Thanks. Very interesting. So you say it’s good enough for photo editing but the small size makes it less than ideal anyway?
The small tablet is quite good for the times when I want the control of a brush in Photoshop or Lightroom Classic. The small size does work well for painting brush masks over portions of an image. For that, if I need more precision I just zoom in. To clarify, where the small tablet area can be a problem is using the stylus to select tiny controls on a large display.
I agree with John that a pro tablet is much more relevant to Photoshop, because Photoshop Brush Settings can take full advantage of the complete feature set of a Wacom Intuos Pro: Very precise control over stylus pressure, barrel rotation angle, and tilt angle. Photoshop uses those variables to simulate all kinds of round and flat brush tips.

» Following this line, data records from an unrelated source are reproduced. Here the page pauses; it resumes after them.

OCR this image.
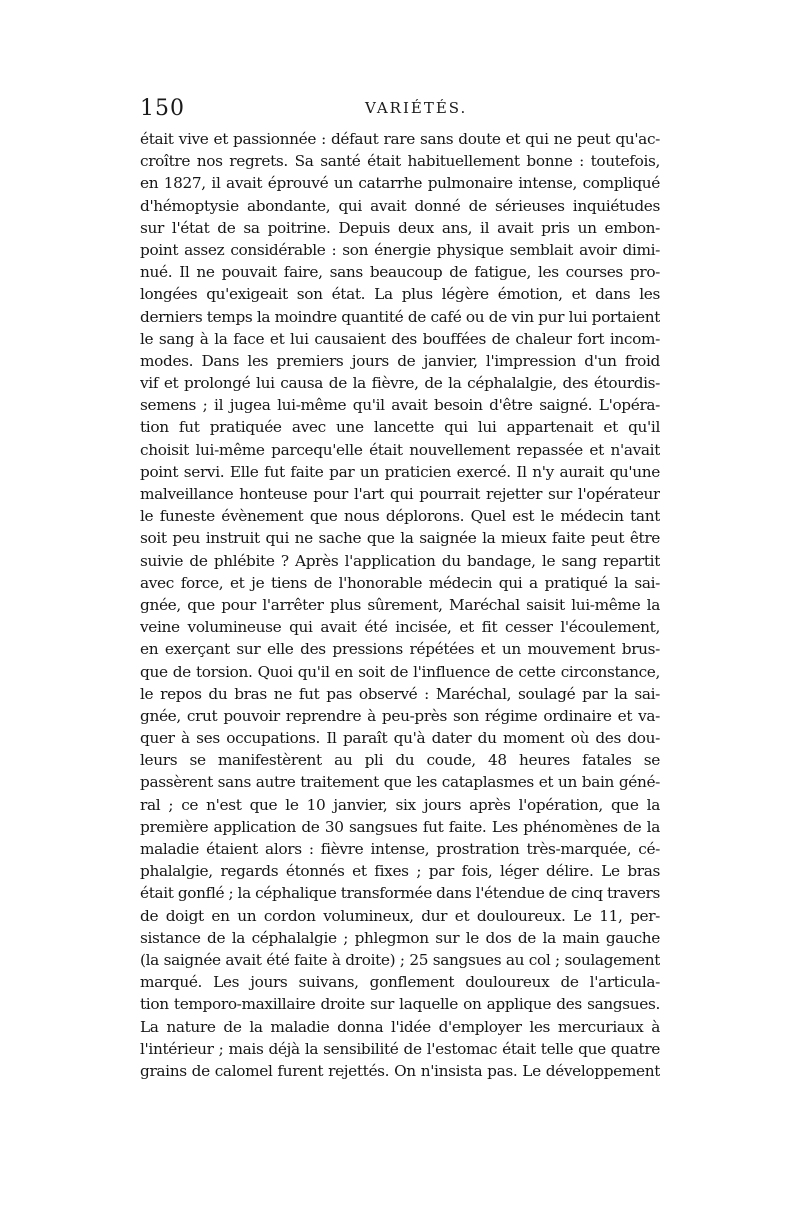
150	VARIÉTÉS.
était vive et passionnée : défaut rare sans doute et qui ne peut qu'ac-
croître nos regrets. Sa santé était habituellement bonne : toutefois,
en 1827, il avait éprouvé un catarrhe pulmonaire intense, compliqué
d'hémoptysie abondante, qui avait donné de sérieuses inquiétudes
sur l'état de sa poitrine. Depuis deux ans, il avait pris un embon-
point assez considérable : son énergie physique semblait avoir dimi-
nué. Il ne pouvait faire, sans beaucoup de fatigue, les courses pro-
longées qu'exigeait son état. La plus légère émotion, et dans les
derniers temps la moindre quantité de café ou de vin pur lui portaient
le sang à la face et lui causaient des bouffées de chaleur fort incom-
modes. Dans les premiers jours de janvier, l'impression d'un froid
vif et prolongé lui causa de la fièvre, de la céphalalgie, des étourdis-
semens ; il jugea lui-même qu'il avait besoin d'être saigné. L'opéra-
tion fut pratiquée avec une lancette qui lui appartenait et qu'il
choisit lui-même parcequ'elle était nouvellement repassée et n'avait
point servi. Elle fut faite par un praticien exercé. Il n'y aurait qu'une
malveillance honteuse pour l'art qui pourrait rejetter sur l'opérateur
le funeste évènement que nous déplorons. Quel est le médecin tant
soit peu instruit qui ne sache que la saignée la mieux faite peut être
suivie de phlébite ? Après l'application du bandage, le sang repartit
avec force, et je tiens de l'honorable médecin qui a pratiqué la sai-
gnée, que pour l'arrêter plus sûrement, Maréchal saisit lui-même la
veine volumineuse qui avait été incisée, et fit cesser l'écoulement,
en exerçant sur elle des pressions répétées et un mouvement brus-
que de torsion. Quoi qu'il en soit de l'influence de cette circonstance,
le repos du bras ne fut pas observé : Maréchal, soulagé par la sai-
gnée, crut pouvoir reprendre à peu-près son régime ordinaire et va-
quer à ses occupations. Il paraît qu'à dater du moment où des dou-
leurs se manifestèrent au pli du coude, 48 heures fatales se
passèrent sans autre traitement que les cataplasmes et un bain géné-
ral ; ce n'est que le 10 janvier, six jours après l'opération, que la
première application de 30 sangsues fut faite. Les phénomènes de la
maladie étaient alors : fièvre intense, prostration très-marquée, cé-
phalalgie, regards étonnés et fixes ; par fois, léger délire. Le bras
était gonflé ; la céphalique transformée dans l'étendue de cinq travers
de doigt en un cordon volumineux, dur et douloureux. Le 11, per-
sistance de la céphalalgie ; phlegmon sur le dos de la main gauche
(la saignée avait été faite à droite) ; 25 sangsues au col ; soulagement
marqué. Les jours suivans, gonflement douloureux de l'articula-
tion temporo-maxillaire droite sur laquelle on applique des sangsues.
La nature de la maladie donna l'idée d'employer les mercuriaux à
l'intérieur ; mais déjà la sensibilité de l'estomac était telle que quatre
grains de calomel furent rejettés. On n'insista pas. Le développement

A Lightroom Classic brush is always round, and uses only stylus pressure.
Now that I think about it a little more, the new AI masking in Lightroom Classic probably makes a stylus less likely to be useful in the future. In the past, I would often manually brush a mask to fit the shape of an object in the picture. But now I actually prefer to use an AI or parametric way (select person/sky, range mask…) to isolate mask objects over manually brushing, because those masks adapt to the content in other images when synced. In the future, I expect that in Lightroom Classic, using a stylus for a brush will mostly be just for subtracting mask areas that AI didn’t quite get right.
If Lightroom Classic is the main application you use, because it takes advantage of only a small portion of a pro tablet’s feature set (basically just pressure), then you don’t even have to consider a Wacom pro tablet. A much less expensive alternate brand will be just fine, or maybe no tablet at all.
The people who truly need to require a Wacom Intuos Pro or a comparable alternative are those who spend much more time in Photoshop to do digital hand illustration, sketching, painting, or calligraphy. For them, it’s worth paying extra for a pro tablet’s fine sensitivity to stylus pressure, barrel rotation, and tilt angle, for the expressive brush tip control they really need.